The ICIJ, the mover behind the Panama papers details the span of the papers.

The leaked data covers nearly 40 years, from 1977 through the end of 2015. It allows a never-before-seen view inside the offshore world — providing a day-to-day, decade-by-decade look at how dark money flows through the global financial system, breeding crime and stripping national treasuries of tax revenues.

Most of the services the offshore industry provides are legal if used by the law abiding. But the documents show that banks, law firms and other offshore players have often failed to follow legal requirements that they make sure their clients are not involved in criminal enterprises, tax dodging or political corruption. In some instances, the files show, offshore middlemen have protected themselves and their clients by concealing suspect transactions or manipulating official records.

It further highlights the role of major banks in this shadow, parallel system of banking.

The documents make it clear that major banks are big drivers behind the creation of hard-to-trace companies in the British Virgin Islands, Panama and other offshore havens. The files list nearly 15,600 paper companies that banks set up for clients who want to keep their finances under wraps, including thousands created by international giants UBS and HSBC.

The records reveal a pattern of covert maneuvers by banks, companies and people tied to Russian leader Putin. The records show offshore companies linked to this network moving money in transactions as large as $200 million at a time. Putin associates disguised payments, backdated documents and gained hidden influence within the country’s media and automotive industries, the leaked files show.
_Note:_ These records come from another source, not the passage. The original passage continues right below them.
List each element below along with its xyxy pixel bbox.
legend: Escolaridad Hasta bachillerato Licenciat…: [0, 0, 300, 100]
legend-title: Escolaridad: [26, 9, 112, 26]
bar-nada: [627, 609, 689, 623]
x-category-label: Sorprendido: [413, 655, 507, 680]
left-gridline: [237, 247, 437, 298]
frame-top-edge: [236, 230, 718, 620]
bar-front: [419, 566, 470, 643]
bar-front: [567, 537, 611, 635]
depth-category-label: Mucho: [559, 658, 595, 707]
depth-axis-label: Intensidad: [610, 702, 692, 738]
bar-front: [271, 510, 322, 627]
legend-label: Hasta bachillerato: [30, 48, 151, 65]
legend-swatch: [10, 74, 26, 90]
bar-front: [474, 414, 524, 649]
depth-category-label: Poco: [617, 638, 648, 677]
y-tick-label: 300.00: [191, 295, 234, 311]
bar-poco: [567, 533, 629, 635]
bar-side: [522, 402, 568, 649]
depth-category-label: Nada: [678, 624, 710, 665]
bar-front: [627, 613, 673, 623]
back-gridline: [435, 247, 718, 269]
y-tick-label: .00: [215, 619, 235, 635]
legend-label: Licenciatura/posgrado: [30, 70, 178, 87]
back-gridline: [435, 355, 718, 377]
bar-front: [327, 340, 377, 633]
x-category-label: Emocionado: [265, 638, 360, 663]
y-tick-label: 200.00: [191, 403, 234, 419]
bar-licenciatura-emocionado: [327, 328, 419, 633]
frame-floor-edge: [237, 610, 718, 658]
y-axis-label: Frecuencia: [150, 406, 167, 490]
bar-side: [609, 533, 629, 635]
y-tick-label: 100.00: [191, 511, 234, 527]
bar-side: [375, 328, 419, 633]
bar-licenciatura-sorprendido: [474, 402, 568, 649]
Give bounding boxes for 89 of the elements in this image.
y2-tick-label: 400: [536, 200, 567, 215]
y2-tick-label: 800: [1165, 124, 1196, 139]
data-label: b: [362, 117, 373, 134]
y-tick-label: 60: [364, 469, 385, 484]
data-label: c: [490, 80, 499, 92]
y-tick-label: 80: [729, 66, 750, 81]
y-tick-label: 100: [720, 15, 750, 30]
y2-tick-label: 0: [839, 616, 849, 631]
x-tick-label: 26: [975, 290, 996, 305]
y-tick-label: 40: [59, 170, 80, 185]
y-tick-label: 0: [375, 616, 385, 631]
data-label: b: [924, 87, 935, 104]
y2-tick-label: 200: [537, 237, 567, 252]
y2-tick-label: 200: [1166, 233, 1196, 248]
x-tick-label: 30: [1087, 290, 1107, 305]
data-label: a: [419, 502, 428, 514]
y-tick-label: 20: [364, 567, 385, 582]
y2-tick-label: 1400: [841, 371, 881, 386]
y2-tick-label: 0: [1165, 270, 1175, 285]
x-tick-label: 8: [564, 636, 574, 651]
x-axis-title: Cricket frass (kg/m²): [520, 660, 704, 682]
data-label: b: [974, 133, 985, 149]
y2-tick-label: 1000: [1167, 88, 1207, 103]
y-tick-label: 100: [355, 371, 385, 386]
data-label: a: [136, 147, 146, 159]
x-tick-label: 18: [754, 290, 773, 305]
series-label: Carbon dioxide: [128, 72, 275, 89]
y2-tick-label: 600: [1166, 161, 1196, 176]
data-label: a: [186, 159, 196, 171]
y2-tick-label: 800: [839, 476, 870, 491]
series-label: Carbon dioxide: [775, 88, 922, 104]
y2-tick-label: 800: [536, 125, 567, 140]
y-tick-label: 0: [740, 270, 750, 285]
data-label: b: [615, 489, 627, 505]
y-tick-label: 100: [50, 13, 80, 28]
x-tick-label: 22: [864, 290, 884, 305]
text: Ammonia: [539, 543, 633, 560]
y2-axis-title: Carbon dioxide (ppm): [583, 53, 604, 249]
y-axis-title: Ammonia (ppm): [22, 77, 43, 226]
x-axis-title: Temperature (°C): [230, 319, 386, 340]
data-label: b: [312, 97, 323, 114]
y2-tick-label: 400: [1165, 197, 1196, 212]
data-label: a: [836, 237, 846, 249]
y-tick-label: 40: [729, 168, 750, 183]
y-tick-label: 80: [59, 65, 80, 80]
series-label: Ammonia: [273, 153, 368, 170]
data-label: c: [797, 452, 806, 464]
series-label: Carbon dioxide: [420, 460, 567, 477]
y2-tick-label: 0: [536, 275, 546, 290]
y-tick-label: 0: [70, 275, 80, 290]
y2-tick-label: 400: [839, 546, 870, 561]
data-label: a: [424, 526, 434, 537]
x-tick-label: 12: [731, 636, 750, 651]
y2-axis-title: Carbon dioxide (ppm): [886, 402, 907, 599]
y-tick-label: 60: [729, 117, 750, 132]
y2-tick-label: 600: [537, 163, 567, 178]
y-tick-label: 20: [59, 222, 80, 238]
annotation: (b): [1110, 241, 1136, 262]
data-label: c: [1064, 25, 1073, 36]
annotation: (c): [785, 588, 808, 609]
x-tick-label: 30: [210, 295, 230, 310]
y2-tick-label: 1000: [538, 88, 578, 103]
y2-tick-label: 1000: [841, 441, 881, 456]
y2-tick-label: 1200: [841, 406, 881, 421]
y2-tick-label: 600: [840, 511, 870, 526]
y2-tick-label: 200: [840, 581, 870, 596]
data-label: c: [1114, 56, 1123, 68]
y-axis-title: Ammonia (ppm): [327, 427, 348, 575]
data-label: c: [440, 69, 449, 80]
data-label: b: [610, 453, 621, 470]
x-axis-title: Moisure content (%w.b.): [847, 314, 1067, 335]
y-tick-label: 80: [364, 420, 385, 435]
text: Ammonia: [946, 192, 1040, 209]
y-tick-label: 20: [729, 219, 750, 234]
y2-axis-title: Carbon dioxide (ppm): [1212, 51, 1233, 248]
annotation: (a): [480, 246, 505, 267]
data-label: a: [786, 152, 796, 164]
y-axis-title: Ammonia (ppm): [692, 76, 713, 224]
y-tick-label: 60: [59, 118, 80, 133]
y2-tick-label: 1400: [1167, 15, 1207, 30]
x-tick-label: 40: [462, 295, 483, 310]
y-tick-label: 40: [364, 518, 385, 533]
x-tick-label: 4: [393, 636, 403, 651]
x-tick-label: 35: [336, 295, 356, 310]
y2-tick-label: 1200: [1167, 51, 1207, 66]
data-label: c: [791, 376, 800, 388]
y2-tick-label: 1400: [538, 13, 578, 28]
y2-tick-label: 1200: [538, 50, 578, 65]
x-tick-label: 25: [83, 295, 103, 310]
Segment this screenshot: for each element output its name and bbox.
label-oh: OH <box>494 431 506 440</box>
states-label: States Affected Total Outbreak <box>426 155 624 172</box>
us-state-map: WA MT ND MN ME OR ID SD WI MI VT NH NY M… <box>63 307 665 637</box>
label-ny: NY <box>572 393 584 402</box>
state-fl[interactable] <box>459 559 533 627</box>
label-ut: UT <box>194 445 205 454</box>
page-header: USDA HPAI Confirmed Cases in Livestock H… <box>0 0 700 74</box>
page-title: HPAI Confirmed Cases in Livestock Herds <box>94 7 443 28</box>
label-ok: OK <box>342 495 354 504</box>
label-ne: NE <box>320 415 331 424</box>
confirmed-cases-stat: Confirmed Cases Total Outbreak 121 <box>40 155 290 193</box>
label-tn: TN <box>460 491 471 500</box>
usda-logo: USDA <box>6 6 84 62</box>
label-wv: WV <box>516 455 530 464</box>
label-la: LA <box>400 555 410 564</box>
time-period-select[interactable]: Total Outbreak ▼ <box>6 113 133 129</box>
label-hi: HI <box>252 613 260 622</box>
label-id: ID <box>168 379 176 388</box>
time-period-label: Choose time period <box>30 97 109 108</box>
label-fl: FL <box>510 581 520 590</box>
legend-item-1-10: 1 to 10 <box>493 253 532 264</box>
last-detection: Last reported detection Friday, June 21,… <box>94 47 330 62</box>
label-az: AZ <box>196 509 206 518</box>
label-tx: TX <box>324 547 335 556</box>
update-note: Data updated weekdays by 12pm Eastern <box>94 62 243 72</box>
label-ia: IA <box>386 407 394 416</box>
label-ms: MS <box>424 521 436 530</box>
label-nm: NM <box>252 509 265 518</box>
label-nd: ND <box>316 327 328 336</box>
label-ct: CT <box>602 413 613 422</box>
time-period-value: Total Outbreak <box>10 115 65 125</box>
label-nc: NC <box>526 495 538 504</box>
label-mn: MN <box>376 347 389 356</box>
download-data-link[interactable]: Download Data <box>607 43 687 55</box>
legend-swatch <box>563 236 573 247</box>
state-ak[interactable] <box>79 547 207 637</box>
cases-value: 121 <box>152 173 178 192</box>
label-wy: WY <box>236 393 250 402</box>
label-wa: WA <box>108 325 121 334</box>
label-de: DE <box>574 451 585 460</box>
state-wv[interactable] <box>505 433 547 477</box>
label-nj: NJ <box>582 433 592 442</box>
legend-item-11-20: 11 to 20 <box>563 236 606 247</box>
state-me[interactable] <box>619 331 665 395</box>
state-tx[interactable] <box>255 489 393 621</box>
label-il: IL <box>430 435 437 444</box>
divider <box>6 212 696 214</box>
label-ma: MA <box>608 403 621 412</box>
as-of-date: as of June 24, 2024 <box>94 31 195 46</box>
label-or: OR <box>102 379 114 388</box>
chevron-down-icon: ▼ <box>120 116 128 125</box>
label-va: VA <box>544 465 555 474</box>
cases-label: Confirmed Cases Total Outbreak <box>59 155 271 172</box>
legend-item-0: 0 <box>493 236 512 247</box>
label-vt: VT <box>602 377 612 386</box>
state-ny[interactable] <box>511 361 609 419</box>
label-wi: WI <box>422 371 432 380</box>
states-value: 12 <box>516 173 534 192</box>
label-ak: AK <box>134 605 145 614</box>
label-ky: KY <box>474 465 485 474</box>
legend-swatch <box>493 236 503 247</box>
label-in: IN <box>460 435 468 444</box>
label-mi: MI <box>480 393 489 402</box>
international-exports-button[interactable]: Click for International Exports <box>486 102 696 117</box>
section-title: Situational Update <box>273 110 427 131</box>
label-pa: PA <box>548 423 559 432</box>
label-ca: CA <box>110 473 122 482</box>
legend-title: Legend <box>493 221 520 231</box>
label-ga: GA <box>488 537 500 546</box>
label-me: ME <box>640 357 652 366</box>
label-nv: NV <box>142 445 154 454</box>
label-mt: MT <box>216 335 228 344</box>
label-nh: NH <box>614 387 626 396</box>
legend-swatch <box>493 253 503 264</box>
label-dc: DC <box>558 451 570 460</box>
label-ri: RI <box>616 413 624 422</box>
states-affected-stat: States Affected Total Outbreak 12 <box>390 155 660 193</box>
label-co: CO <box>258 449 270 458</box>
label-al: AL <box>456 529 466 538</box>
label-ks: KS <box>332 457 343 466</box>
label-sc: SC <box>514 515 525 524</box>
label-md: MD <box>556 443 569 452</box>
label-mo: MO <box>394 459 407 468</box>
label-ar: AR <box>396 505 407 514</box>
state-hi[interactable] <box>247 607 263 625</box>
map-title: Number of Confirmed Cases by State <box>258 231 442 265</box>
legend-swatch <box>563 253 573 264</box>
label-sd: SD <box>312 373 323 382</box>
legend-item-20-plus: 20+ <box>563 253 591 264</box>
To better understand how shadow banking employed by Mossack Fonseca and how it impacts common citizens the world everywhere take a look at his video by ICIJ titled The Panama Papers: Victims of Offshore

Come 9th May, ICIJ intends to reveal a searchable database with information on more than 200,000 offshore entities. It links people across 200 territories. Users can access the searchable database and see for themselves the multitude of networks that were in play, including records of true owners. The database will further include 100,000 additional entities that were a part of the investigation by ICIJ.